Горожане вертели в руках те же маленькие коробочки, какие он заметил возле пещер. Ноам довольно быстро сообразил, что это телефоны, но беспроводные. Невероятный прогресс за несколько десятилетий! Но почему люди вглядываются в телефон, даже когда не говорят по нему? Пристроившись за спиной бейрутки, поглощенной своим занятием, он обнаружил, что на устройстве мелькают цветные картинки. Более того, без карандаша и клавиатуры девушка составляла на экране сообщения, набранные идеальным шрифтом.
Он задумчиво продолжил путь.
Перед зданием школы лицеисты, усевшись по-турецки на асфальте, блокировали уличное движение. На их плакатах красовался слоган: «Нет будущего – нет уроков!» Ноам обошел лысого журналиста с камерой на плече – тот спрашивал у школьников:
– Чего вы добиваетесь вашим движением?
– Это не движение, это забастовка, – отвечал подросток на безупречном английском языке серьезным, уверенным и мужественным голосом, так плохо вязавшимся с его хрупким телосложением. – Мы бойкотируем уроки, чтобы привлечь внимание взрослых, мобилизовать население, призвать политиков к ответственности. Зачем нам учиться, если будущего нет?
С невинной детской небрежностью он посчитал разговор оконченным и присоединился к товарищам; журналист бросился за ним:
– А вы не преувеличиваете? Не делаете из мухи слона?
– Преувеличивают те, кто закрывает глаза и затыкает уши, вкалывает как подорванный, руководит, голосует и потребляет, будто все нормально.
– Вы подражаете молодежи Европы и Америки!
– Именно так. Молодежь всей Земли противостоит старикам всей Земли.
– Конфликт поколений? Молодежь против стариков?
– Осознанность против безответственности.
– Вы объявляете войну?
– Слишком поздно: обе стороны уже проиграли.
Раздалась молитва муэдзина.
Ноам двинулся дальше. Он уловил напряжение, но не понимал ни сторон, ни их целей. Ему надо поскорее разобраться, что тут затевается.
Мне нужны деньги.
Лавируя между пешеходами по запруженным улочкам, он миновал диспансер Сент-Ирене и подошел к кофейне с чарующими ароматами; напротив – покосившаяся лавчонка, придавленная тяжестью потеснившего ее здания.
Уф, на месте!
Над лавочкой с опущенными шторами не было никакой вывески, крошечная дверца вела в полуподвал.
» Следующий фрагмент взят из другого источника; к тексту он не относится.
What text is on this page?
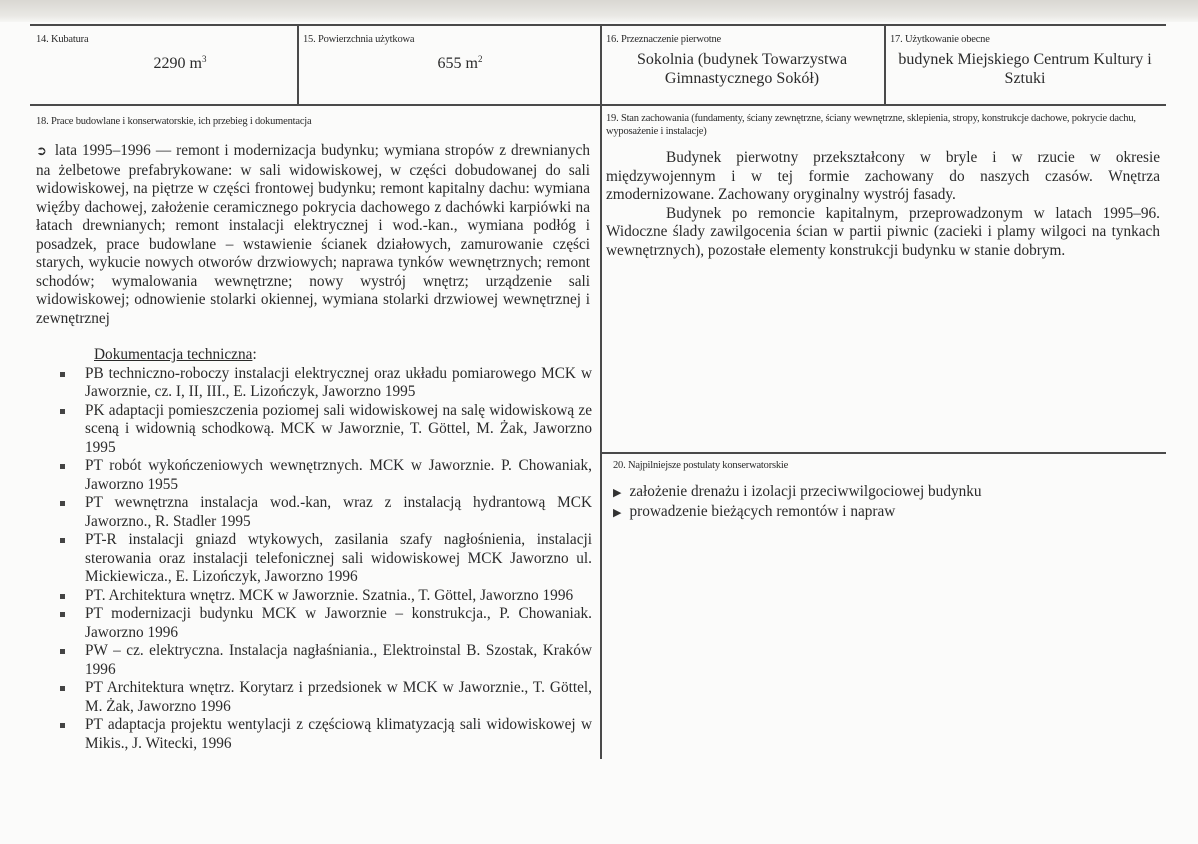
14. Kubatura
2290 $m^3$
15. Powierzchnia użytkowa
655 $m^2$
16. Przeznaczenie pierwotne
Sokolnia (budynek Towarzystwa Gimnastycznego Sokół)
17. Użytkowanie obecne
budynek Miejskiego Centrum Kultury i Sztuki
18. Prace budowlane i konserwatorskie, ich przebieg i dokumentacja

➲ lata 1995–1996 — remont i modernizacja budynku; wymiana stropów z drewnianych na żelbetowe prefabrykowane: w sali widowiskowej, w części dobudowanej do sali widowiskowej, na piętrze w części frontowej budynku; remont kapitalny dachu: wymiana więźby dachowej, założenie ceramicznego pokrycia dachowego z dachówki karpiówki na łatach drewnianych; remont instalacji elektrycznej i wod.-kan., wymiana podłóg i posadzek, prace budowlane – wstawienie ścianek działowych, zamurowanie części starych, wykucie nowych otworów drzwiowych; naprawa tynków wewnętrznych; remont schodów; wymalowania wewnętrzne; nowy wystrój wnętrz; urządzenie sali widowiskowej; odnowienie stolarki okiennej, wymiana stolarki drzwiowej wewnętrznej i zewnętrznej

Dokumentacja techniczna:
PB techniczno-roboczy instalacji elektrycznej oraz układu pomiarowego MCK w Jaworznie, cz. I, II, III., E. Lizończyk, Jaworzno 1995
PK adaptacji pomieszczenia poziomej sali widowiskowej na salę widowiskową ze sceną i widownią schodkową. MCK w Jaworznie, T. Göttel, M. Żak, Jaworzno 1995
PT robót wykończeniowych wewnętrznych. MCK w Jaworznie. P. Chowaniak, Jaworzno 1955
PT wewnętrzna instalacja wod.-kan, wraz z instalacją hydrantową MCK Jaworzno., R. Stadler 1995
PT-R instalacji gniazd wtykowych, zasilania szafy nagłośnienia, instalacji sterowania oraz instalacji telefonicznej sali widowiskowej MCK Jaworzno ul. Mickiewicza., E. Lizończyk, Jaworzno 1996
PT. Architektura wnętrz. MCK w Jaworznie. Szatnia., T. Göttel, Jaworzno 1996
PT modernizacji budynku MCK w Jaworznie – konstrukcja., P. Chowaniak. Jaworzno 1996
PW – cz. elektryczna. Instalacja nagłaśniania., Elektroinstal B. Szostak, Kraków 1996
PT Architektura wnętrz. Korytarz i przedsionek w MCK w Jaworznie., T. Göttel, M. Żak, Jaworzno 1996
PT adaptacja projektu wentylacji z częściową klimatyzacją sali widowiskowej w Mikis., J. Witecki, 1996
19. Stan zachowania (fundamenty, ściany zewnętrzne, ściany wewnętrzne, sklepienia, stropy, konstrukcje dachowe, pokrycie dachu, wyposażenie i instalacje)

Budynek pierwotny przekształcony w bryle i w rzucie w okresie międzywojennym i w tej formie zachowany do naszych czasów. Wnętrza zmodernizowane. Zachowany oryginalny wystrój fasady.

Budynek po remoncie kapitalnym, przeprowadzonym w latach 1995–96. Widoczne ślady zawilgocenia ścian w partii piwnic (zacieki i plamy wilgoci na tynkach wewnętrznych), pozostałe elementy konstrukcji budynku w stanie dobrym.

20. Najpilniejsze postulaty konserwatorskie
▶ założenie drenażu i izolacji przeciwwilgociowej budynku
▶ prowadzenie bieżących remontów i napraw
Три ступеньки вниз; Ноам толкнул створку двери, та поначалу заупрямилась, потом вдруг уступила, запуская многоголосый перезвон колокольчиков. Ноам пригнулся, чтобы не стукнуться о притолоку, и оказался на складе, освещенном зеленоватыми неоновыми лампами. Склад был уставлен запертыми витринами, под их стеклом лежал разношерстный товар: были тут и ювелирные изделия, и столовое серебро, и стеклянная посуда, и фарфоровая, и целая коллекция давешних беспроводных телефонов.
– Что господину угодно?
Из недр помещения выкатился жирный щекастый продавец с редкими черными напомаженными волосами, зачесанными на низкий лоб, его глазки-буравчики сверлили посетителя, а на лиловых губах гуляла непостижимая улыбка.
Ноам энергично сбросил рюкзак на стойку, жестом, который на всех широтах читается одинаково: «Эй, не вздумай мне парить мозги, или тебе не поздоровится».
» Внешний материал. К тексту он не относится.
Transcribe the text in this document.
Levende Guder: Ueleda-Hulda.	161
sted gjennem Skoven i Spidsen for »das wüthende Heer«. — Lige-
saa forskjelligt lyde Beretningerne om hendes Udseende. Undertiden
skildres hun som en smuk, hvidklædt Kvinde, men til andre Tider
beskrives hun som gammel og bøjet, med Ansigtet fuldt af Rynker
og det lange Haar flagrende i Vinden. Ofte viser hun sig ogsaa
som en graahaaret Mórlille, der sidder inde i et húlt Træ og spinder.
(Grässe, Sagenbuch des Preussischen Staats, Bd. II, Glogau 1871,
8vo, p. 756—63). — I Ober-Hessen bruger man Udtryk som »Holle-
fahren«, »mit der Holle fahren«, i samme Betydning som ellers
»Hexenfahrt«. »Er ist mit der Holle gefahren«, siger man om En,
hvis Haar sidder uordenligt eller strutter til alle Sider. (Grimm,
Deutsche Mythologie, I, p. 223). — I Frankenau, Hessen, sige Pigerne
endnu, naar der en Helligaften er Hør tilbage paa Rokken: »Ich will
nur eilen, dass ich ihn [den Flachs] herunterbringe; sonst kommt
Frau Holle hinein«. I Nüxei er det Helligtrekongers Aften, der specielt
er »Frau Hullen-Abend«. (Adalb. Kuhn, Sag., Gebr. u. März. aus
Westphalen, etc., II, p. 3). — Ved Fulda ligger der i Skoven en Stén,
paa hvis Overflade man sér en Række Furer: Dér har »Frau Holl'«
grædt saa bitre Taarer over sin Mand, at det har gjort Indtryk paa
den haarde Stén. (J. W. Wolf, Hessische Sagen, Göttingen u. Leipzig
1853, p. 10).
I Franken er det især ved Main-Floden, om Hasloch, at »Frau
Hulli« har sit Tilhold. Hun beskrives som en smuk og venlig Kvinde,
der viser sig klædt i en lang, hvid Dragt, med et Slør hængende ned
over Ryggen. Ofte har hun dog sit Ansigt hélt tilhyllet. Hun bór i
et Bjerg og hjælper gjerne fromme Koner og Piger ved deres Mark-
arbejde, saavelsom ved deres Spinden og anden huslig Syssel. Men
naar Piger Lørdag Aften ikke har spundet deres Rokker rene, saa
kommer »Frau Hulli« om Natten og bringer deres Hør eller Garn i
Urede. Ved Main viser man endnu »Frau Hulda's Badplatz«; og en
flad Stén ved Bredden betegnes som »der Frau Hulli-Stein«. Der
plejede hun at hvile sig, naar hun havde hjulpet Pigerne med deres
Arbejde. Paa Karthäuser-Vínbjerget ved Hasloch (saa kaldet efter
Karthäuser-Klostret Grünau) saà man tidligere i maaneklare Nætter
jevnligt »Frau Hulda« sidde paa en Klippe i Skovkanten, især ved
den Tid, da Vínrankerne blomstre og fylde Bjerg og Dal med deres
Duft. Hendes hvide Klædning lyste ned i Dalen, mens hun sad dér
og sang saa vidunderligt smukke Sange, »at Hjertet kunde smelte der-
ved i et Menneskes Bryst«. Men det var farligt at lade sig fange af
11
Брови продавца взметнулись.
Не разжимая губ, Ноам вынул из кармана кольцо, покатал в сжатом кулаке, раскрыл ладонь:
– Вот.
Торговец подцепил кольцо своими пальцами-сосисками – выражение лица было призвано означать благовоспитанность – и елейно промурлыкал:
– Колечко досталось вам от вашей матушки, ведь так?
Скептическая гримаска сделала его лицо и вовсе кукольным.
– Нынче такие не в моде. Никто не берет! Эта оправа, отделка, стиль… – Он ухмыльнулся. – Такое мне не загнать никогда! А вот камушек…
– Рубин.
– Да…
– Крупный рубин.
– Не слишком…
– Крупный рубин.
– Конечно, маленьким его не назовешь…
– Не надейтесь меня отыметь. Я консультировался с вашими коллегами.
Мордастый вперился в Ноама и пробурчал:
– Знаете, как называют мое заведение? Пещера Сорока́. И знаете почему? Али-Баба и сорок разбойников.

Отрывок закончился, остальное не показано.